Chef Sumito: Phyllo dough is one of the most delicate technical achievements in pastry. Its origin is very ancient, first created during the Ottoman Empire, and therefore it is common to both Arab and Mediterranean cultures. It’s made with flour, warm water, salt and vinegar until you get a dough so incredibly thin that it’s see-through. Unlike puff pastry, it does not involve any form of fat in its preparation, and therefore, to get that layered effect, you need to place several sheets one on top of the other. It’s quite difficult to make it at home, so it’s best to just buy it pre-made.

What dishes from these three cuisines (Latin American, European and Asian) did you use as inspiration to create the fillings?

Instead of looking to specific dishes as inspiration, I tried to recreate flavours that are consistent with the imagination and with people’s flavour memories. For this reason, I used the Latin American penchant for stir-fries and achiote (or annatto), the European use of honey, cheese and nuts, and an Asian filling with elements that relate to Chinese cuisine.

For the Latin American filling, you mention that we could use any white fish. What is your personal recommendation?

I wouldn’t recommend a specific type of fish – the Caribbean Sea, and the Atlantic and Pacific oceans, all offer different fish (this is a great continent for sea life!). This said, my recommendation is to look for whatever fish is usually offered in fillet form. You can ask at your local market for the best fish for boiling and shredding – good shredding will give the best texture to the filling.

Would you recommend serving any particular dip with the empanadas?

Two years ago, we launched an amazing project on our YouTube channel with a special empanada made from cornmeal and stuffed with fish. In that video, I explain how to make an herb and garlic sauce that is ideal for these types of flavours – all three. Without a doubt, that is the one I would recommend.

What other snack could pair well with the empanadas at a holiday party, without overshadowing them?

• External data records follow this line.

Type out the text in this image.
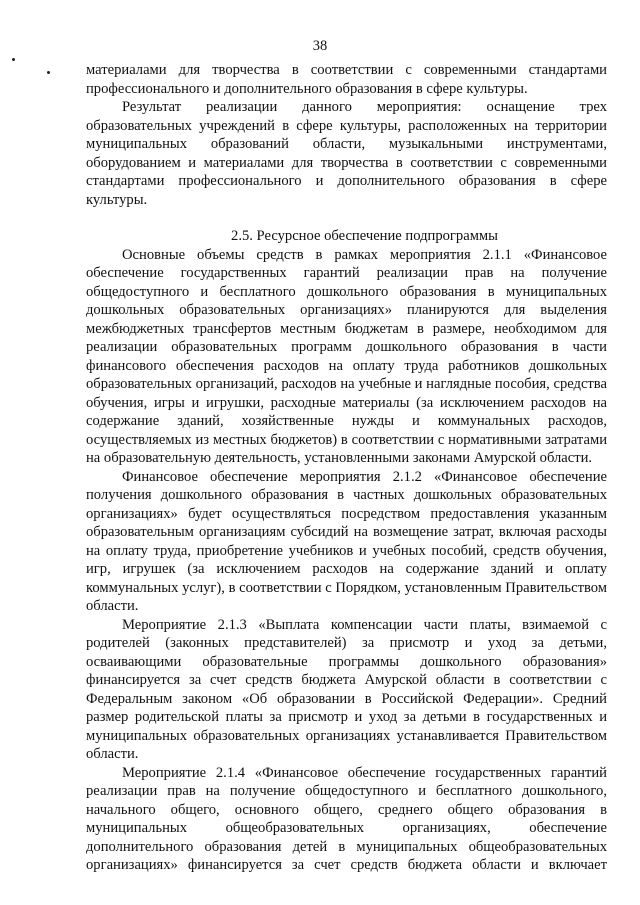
38

материалами для творчества в соответствии с современными стандартами профессионального и дополнительного образования в сфере культуры.

Результат реализации данного мероприятия: оснащение трех образовательных учреждений в сфере культуры, расположенных на территории муниципальных образований области, музыкальными инструментами, оборудованием и материалами для творчества в соответствии с современными стандартами профессионального и дополнительного образования в сфере культуры.

2.5. Ресурсное обеспечение подпрограммы

Основные объемы средств в рамках мероприятия 2.1.1 «Финансовое обеспечение государственных гарантий реализации прав на получение общедоступного и бесплатного дошкольного образования в муниципальных дошкольных образовательных организациях» планируются для выделения межбюджетных трансфертов местным бюджетам в размере, необходимом для реализации образовательных программ дошкольного образования в части финансового обеспечения расходов на оплату труда работников дошкольных образовательных организаций, расходов на учебные и наглядные пособия, средства обучения, игры и игрушки, расходные материалы (за исключением расходов на содержание зданий, хозяйственные нужды и коммунальных расходов, осуществляемых из местных бюджетов) в соответствии с нормативными затратами на образовательную деятельность, установленными законами Амурской области.

Финансовое обеспечение мероприятия 2.1.2 «Финансовое обеспечение получения дошкольного образования в частных дошкольных образовательных организациях» будет осуществляться посредством предоставления указанным образовательным организациям субсидий на возмещение затрат, включая расходы на оплату труда, приобретение учебников и учебных пособий, средств обучения, игр, игрушек (за исключением расходов на содержание зданий и оплату коммунальных услуг), в соответствии с Порядком, установленным Правительством области.

Мероприятие 2.1.3 «Выплата компенсации части платы, взимаемой с родителей (законных представителей) за присмотр и уход за детьми, осваивающими образовательные программы дошкольного образования» финансируется за счет средств бюджета Амурской области в соответствии с Федеральным законом «Об образовании в Российской Федерации». Средний размер родительской платы за присмотр и уход за детьми в государственных и муниципальных образовательных организациях устанавливается Правительством области.

Мероприятие 2.1.4 «Финансовое обеспечение государственных гарантий реализации прав на получение общедоступного и бесплатного дошкольного, начального общего, основного общего, среднего общего образования в муниципальных общеобразовательных организациях, обеспечение дополнительного образования детей в муниципальных общеобразовательных организациях» финансируется за счет средств бюджета области и включает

Venezuelans have a dish that has become universal to the point of being an everyday snack, even in taverns in Spain. Called tequeño, it’s a cheese stick wrapped in a spiral of puff pastry. On my YouTube channel, I explain the technique for making both the dough and the preparation of the tequeño. I believe that a table topped with all three empanadas we made for this Tastemakers special next to a platter of tequeños would make for a great balance of flavours.

If you were to create a ‘universal’ filling – using an ingredient with which any culture in the world could identify – what would it be?

It would most likely include cheese. Anyone who hasn’t fallen at the feet of a string of melted cheese hasn’t truly lived!